Yumi Okada, Director of Client Success at Indeed Japan, shares her journey from feeling isolated to being a leader in her field.
There were moments when she was growing up, where Yumi Okada felt her home country Japan to be quite isolated because it was an island.
“At that time, I could not imagine the future where the world would be connected, and any information would be available anytime, anywhere with the small device called a smartphone!” she said.
So Yumi took matters into her own hands, and decided that in order for her to expand her knowledge and experience, she had to move abroad.
At 18, she flew to Denver, Colorado and took a four-month immersive English course to learn the language. She then moved to California for college, pursuing Business, Accounting and Finance.

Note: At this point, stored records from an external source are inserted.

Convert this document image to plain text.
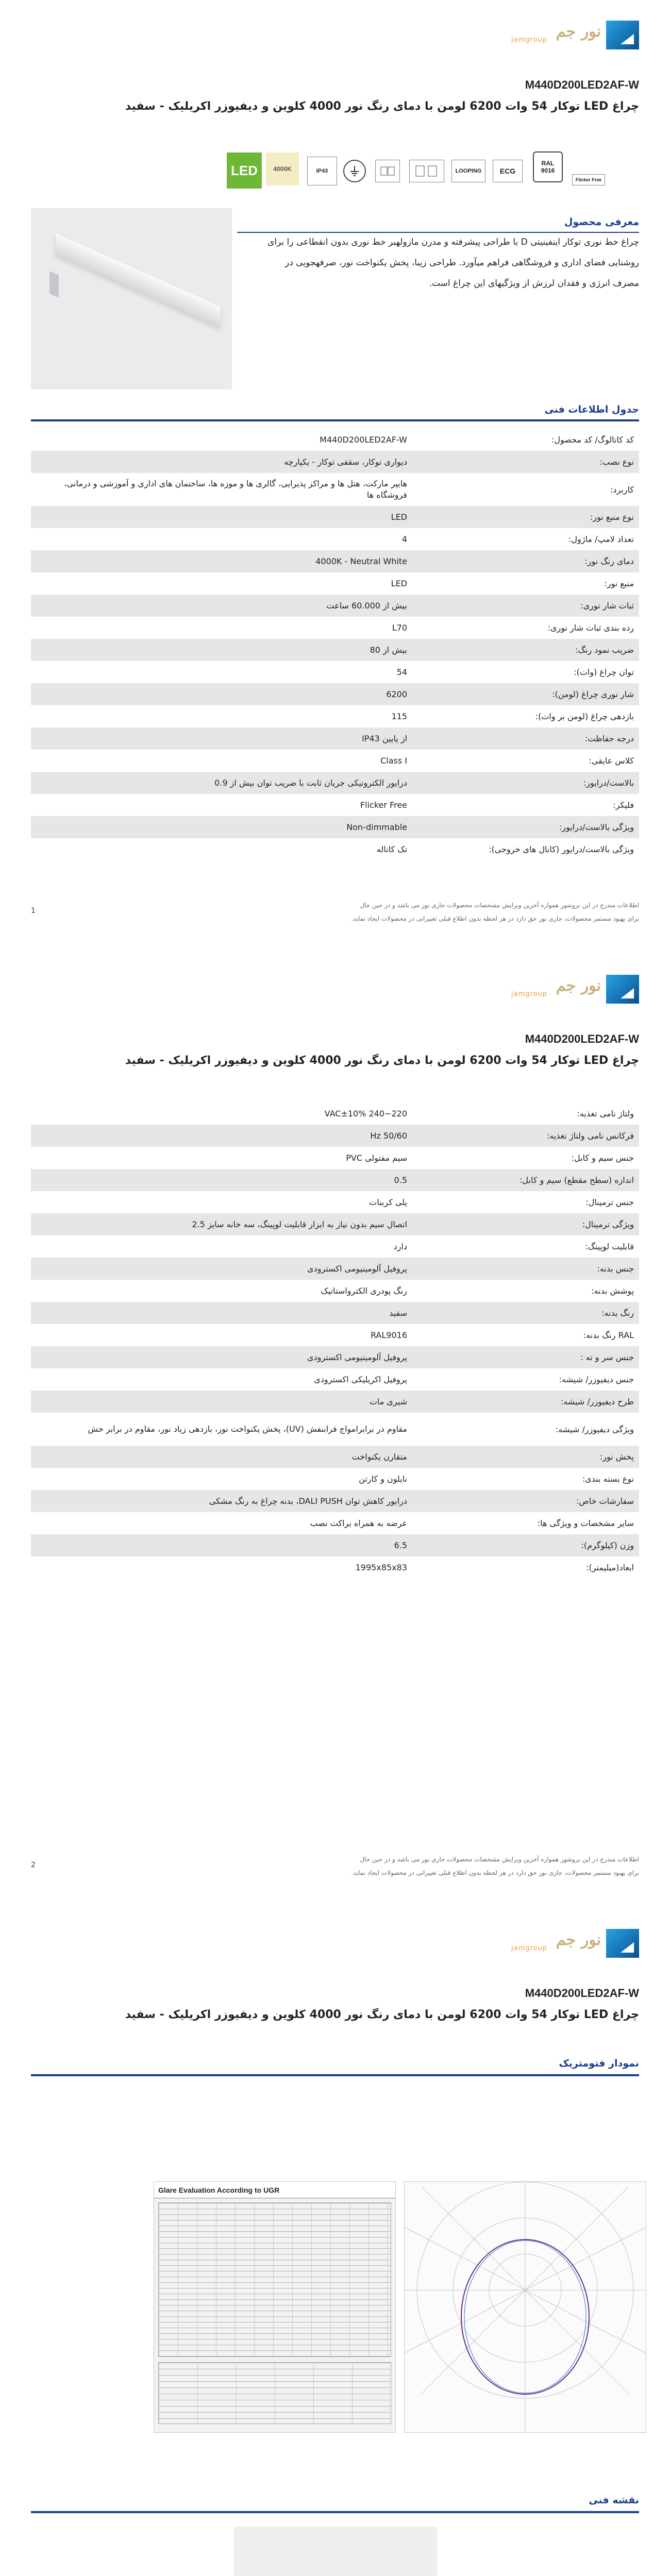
jamgroup نور جم
M440D200LED2AF-W
چراغ LED توکار 54 وات 6200 لومن با دمای رنگ نور 4000 کلوین و دیفیوزر اکریلیک - سفید
LED	4000K	IP43	LOOPING	ECG
RAL
9016
Flicker Free
معرفی محصول
چراغ خط نوری توکار اینفینیتی D با طراحی پیشرفته و مدرن مازولهبر خط نوری بدون انقطاعی را برای روشنایی فضای اداری و فروشگاهی فراهم میآورد. طراحی زیبا، پخش یکنواخت نور، صرفهجویی در مصرف انرژی و فقدان لرزش از ویژگیهای این چراغ است.
جدول اطلاعات فنی
کد کاتالوگ/ کد محصول:
M440D200LED2AF-W
نوع نصب:
دیواری توکار، سقفی توکار - یکپارچه
کاربرد:
هایپر مارکت، هتل ها و مراکز پذیرایی، گالری ها و موزه ها، ساختمان های اداری و آموزشی و درمانی، فروشگاه ها
نوع منبع نور:
LED
تعداد لامپ/ ماژول:
4
دمای رنگ نور:
4000K - Neutral White
منبع نور:
LED
ثبات شار نوری:
بیش از 60.000 ساعت
رده بندی ثبات شار نوری:
L70
ضریب نمود رنگ:
بیش از 80
توان چراغ (وات):
54
شار نوری چراغ (لومن):
6200
بازدهی چراغ (لومن بر وات):
115
درجه حفاظت:
از پایین IP43
کلاس عایقی:
Class I
بالاست/درایور:
درایور الکترونیکی جریان ثابت با ضریب توان بیش از 0.9
فلیکر:
Flicker Free
ویژگی بالاست/درایور:
Non-dimmable
ویژگی بالاست/درایور (کانال های خروجی):
تک کاناله
اطلاعات مندرج در این بروشور همواره آخرین ویرایش مشخصات محصولات جاری نور می باشد و در حین حال
برای بهبود مستمر محصولات، جاری نور حق دارد در هر لحظه بدون اطلاع قبلی تغییراتی در محصولات ایجاد نماید.
1
jamgroup نور جم
M440D200LED2AF-W
چراغ LED توکار 54 وات 6200 لومن با دمای رنگ نور 4000 کلوین و دیفیوزر اکریلیک - سفید
ولتاژ نامی تغذیه:
220~240 VAC±10%
فرکانس نامی ولتاژ تغذیه:
50/60 Hz
جنس سیم و کابل:
سیم مفتولی PVC
اندازه (سطح مقطع) سیم و کابل:
0.5
جنس ترمینال:
پلی کربنات
ویژگی ترمینال:
اتصال سیم بدون نیاز به ابزار قابلیت لوپینگ، سه خانه سایز 2.5
قابلیت لوپینگ:
دارد
جنس بدنه:
پروفیل آلومینیومی اکسترودی
پوشش بدنه:
رنگ پودری الکترواستاتیک
رنگ بدنه:
سفید
RAL رنگ بدنه:
RAL9016
جنس سر و ته :
پروفیل آلومینیومی اکسترودی
جنس دیفیوزر/ شیشه:
پروفیل اکریلیکی اکسترودی
طرح دیفیوزر/ شیشه:
شیری مات
ویژگی دیفیوزر/ شیشه:
مقاوم در برابرامواج فرابنفش (UV)، پخش یکنواخت نور، بازدهی زیاد نور، مقاوم در برابر حش
پخش نور:
متقارن یکنواخت
نوع بسته بندی:
نایلون و کارتن
سفارشات خاص:
درایور کاهش توان DALI PUSH، بدنه چراغ به رنگ مشکی
سایر مشخصات و ویژگی ها:
عرضه به همراه براکت نصب
وزن (کیلوگرم):
6.5
ابعاد(میلیمتر):
1995x85x83
اطلاعات مندرج در این بروشور همواره آخرین ویرایش مشخصات محصولات جاری نور می باشد و در حین حال
برای بهبود مستمر محصولات، جاری نور حق دارد در هر لحظه بدون اطلاع قبلی تغییراتی در محصولات ایجاد نماید.
2
jamgroup نور جم
M440D200LED2AF-W
چراغ LED توکار 54 وات 6200 لومن با دمای رنگ نور 4000 کلوین و دیفیوزر اکریلیک - سفید
نمودار فتومتریک
Glare Evaluation According to UGR
نقشه فنی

“I found my first job in my life in California. It was a company providing the educational courses in the resorts,” she recalled.
“My job was to take care of inbound calls and emails, and process the reservations online. Looking back at my career, I think this was the very beginning of my career supporting customers and clients.”
After a few years of working at this company, Yumi was forced to return home due to immigration challenges. She thought about going back to the US several times, but it was too difficult so Yumi gave up pursuing a career in the US.
Back in Japan, she worked at several companies before finding her way to Indeed. In previous roles, she was responsible for everything from customer communication, processing orders, invoices, logistics, and payments.
“I was also in charge of developing the CRM with an engineer and selecting the third party systems,” she said. “Researching for the new items to sell and writing the descriptions of those items was also one of the tasks.”
But the most important skill she developed in all those companies was her people management skills.
“Even though my role was not a manager, I was in charge of hiring members in the customer service function, guiding the members to set up their goals, and evaluating their bonus percentages while I, too, was taking care of the same daily tasks,” Yumi said.
Today, as the Director of Client Success (CS) at Indeed Tokyo, Yumi doesn’t have her own clients anymore, but plays a more strategic and indirect role.
She does that by creating new ways of working or improving the current situation for clients so they are comfortable with using Indeed’s services and products.
“When the impact is positive and there is something that can help our clients with, I will communicate that with the CS management team and the other departments such as Product, Search Quality, and Marketing teams, so we can all accomplish what is best for our clients,” she said.
Yumi started at Indeed in November 2013, on the same day as her manager Iichi Watanabe. She was on-boarded to the team at Indeed’s Stamford office, and received her initial training there.
“Back then, there was no operation rule, no flow, no example, no email templates… but there were always people who helped me through and who provided the right information when I asked,” she recalled.
“With lots of support from all Indeed offices around the world, I was able to build my own way to process these inquiries as much as possible. This was one of my favorite things, as it allowed me to come up with a method that is faster and more impactful than before.”
Yumi was promoted to the role of Senior Client Support Specialist in 2014, and then to a managerial role the year after.
As a manager, she was in charge of Ad Agency, Direct Employer, and Small Business teams, and was involved in the project of partnering up with the recruit group company building the foundation of the service currently provided.
In 2018, she was again promoted, this time to Senior Manager, overseeing the Shared Support and the Inside Sales teams.
“Being involved in both Shared and Dedicated teams was very advantageous for me that I was able to understand clients in the different phases,” she shared.
“I had to take some or many trial-and-error approaches being a new position there was no example that I can follow. However, I have been able to enjoy that kind of situation because there were always the team members who encouraged me. So I have no concerns being a director on the team because there is sufficient support available at Indeed.”
While Yumi has seen many changes at Indeed over the seven years she’s been here, she said the one thing that hasn’t changed is the fact that clients and jobseekers always come first.
“When they are happy, I’m happy,” she said. “Whatever happens, we always return to our mission of ‘We help all people get jobs’.”
Reflecting on her career journey so far, Yumi said her mentality of taking ownership of work she’s been tasked to do, as well as not setting limits to what she can achieve, have been a great mindset to keep.
She added working for a company like Indeed that listens to and supports the opinions and suggestions of employees has also made a big difference.
“I feel this company, especially the leaders, listen to the voice of employees,” she said.
“When employees are taken into consideration, it leads to things happening and improving… that is always exciting to see in an organization.”